A seemingly small behavior pattern exposed an idol. I had taken a tree nearby, carved my own face into it, and put it up on my mantle to worship. Listen: when the perception of a schedule becomes more important than spending two minutes talking to the person behind a cash register, something’s wrong. When my internal thoughts excused me because I “didn’t have the time or energy” to listen to someone’s story behind the grandchild picture pinned proudly to her store vest, I was staking claim to own importance.
It’s not easy for me to type, because as I’m reliving it, I’m embarrassed by it. It gets worse though, because if I was avoiding speaking to people at the store, I certainly wasn’t making time for my friends, building community among fellow believers, serving, or making deliberate connections with my family members. The people behind the cash register may be a seemingly insignificant marker, but they reveal a telling, egocentric monologue. “What’s going to make me the most comfortable today? What’s going to satisfy my needs? What’s going to help me feel fulfilled?”

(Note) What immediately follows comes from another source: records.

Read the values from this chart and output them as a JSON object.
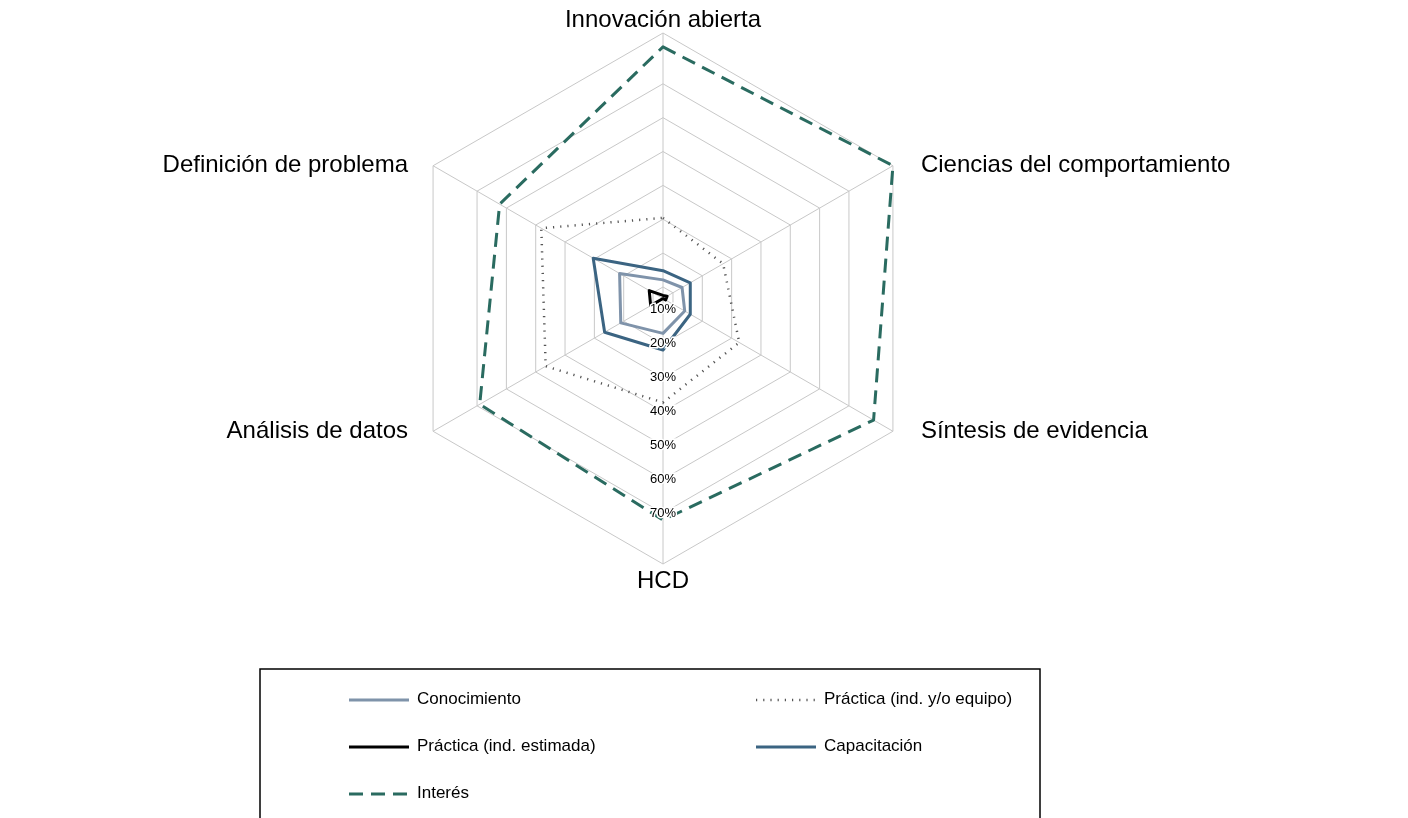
{
  "chart_data": {
    "type": "radar",
    "categories": [
      "Innovación abierta",
      "Ciencias del comportamiento",
      "Síntesis de evidencia",
      "HCD",
      "Análisis de datos",
      "Definición de problema"
    ],
    "ylim": [
      6.6,
      85
    ],
    "yticks": [
      {
        "value": 10,
        "label": "10%"
      },
      {
        "value": 20,
        "label": "20%"
      },
      {
        "value": 30,
        "label": "30%"
      },
      {
        "value": 40,
        "label": "40%"
      },
      {
        "value": 50,
        "label": "50%"
      },
      {
        "value": 60,
        "label": "60%"
      },
      {
        "value": 70,
        "label": "70%"
      }
    ],
    "grid": true,
    "legend": "bottom",
    "series": [
      {
        "name": "Conocimiento",
        "color": "#7f93aa",
        "line_style": "solid",
        "values": [
          12.1,
          13.1,
          14.0,
          16.9,
          21.0,
          21.4
        ]
      },
      {
        "name": "Práctica (ind. y/o equipo)",
        "color": "#555555",
        "line_style": "dotted",
        "values": [
          30.4,
          27.1,
          32.6,
          37.3,
          46.6,
          48.1
        ]
      },
      {
        "name": "Práctica (ind. estimada)",
        "color": "#000000",
        "line_style": "solid",
        "values": [
          7.5,
          8.0,
          7.5,
          6.6,
          10.8,
          11.3
        ]
      },
      {
        "name": "Capacitación",
        "color": "#3b6482",
        "line_style": "solid",
        "values": [
          14.8,
          15.9,
          15.9,
          21.8,
          26.5,
          30.4
        ]
      },
      {
        "name": "Interés",
        "color": "#2a6b60",
        "line_style": "dashed",
        "values": [
          80.9,
          85,
          78.4,
          72.0,
          69.1,
          62.3
        ]
      }
    ]
  }
}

They say you can expose what you truly value by what you spend your money and time on. That’s a scary and necessary test, and I failed it. What it exposed in me were behaviors that spent my time, energy, money, and other resources on me, either directly or indirectly. Maybe you’re like me, and due to a Christian worldview, you place a high value on serving others. Right, so let’s talk about motives – if I spent a Saturday at a service project, or money on a present for my significant other, it was about how it would give me a return. If it would make me feel like I was checking off the “well done” compartment, I would do it. It became a sort of overcompensation for trying to balance out all I knew I was doing wrong. It’s deceitful that way – if I just leveraged my guilt into service or goodwill toward someone, I’d start to feel better about my sham of an existence… at least momentarily.
Who are you serving? What are you carving into the idol on your mantle? I’ve heard if you want to see where your idols are, consider your free time. Where does your brain go when you have nothing to do and nowhere to go and no cell service? What do you day dream about? That’s where the idols live. My answer was not Christ. Hard truth. So we start there. If it’s not Christ, it’s something or someone else and that’s not only bad for you, but also whatever (or whoever) you’re worshiping.
A few weeks after my person left, there were pictures posted on social media of my former person with a new person. That day I described to one of my dearest friends that up to that point I’d felt like I was dying from one million razor blade cuts all over my body – a slow bleed out. The day I saw those pictures it was like a pointed sword directly pierced my heart and ceased its beating. Sharp; painful; but decisive, and awfully revealing. One of my idols had been the relationship and one had been the person with whom I was in relationship. And both the relationship and the person had eaten my ability to treat people like people for lunch. They became all-encompassing, all-important, and all-consuming. They were out of place. The sword through the heart exposed that. The loss of a relationship shouldn’t be so earth-shaking. Painful, yes; but, relatively.
When people stop being people, pay attention. It’s small, and yet so incredibly telling as to where your heart is. Undoing that worship is a slow and arduous process, but something as simple as stopping to hold the door for someone is a promise of progress.
It’s always easier to deal with your own pain when you’re washing someone else’s blistered feet. When the last time you looked at the condition of someone else’s feet and reached for a bucket and cloth? I’ve read time and time again over the course of the last few years that darkness in a life drives greater empathy for others. My sense of empathy is higher than it’s ever been. Turn your sight outward and let people become people. Grab your bucket and cloth and watch your razor blade cuts close shut with new skin. Let your heart beat life that gives again, and be changed.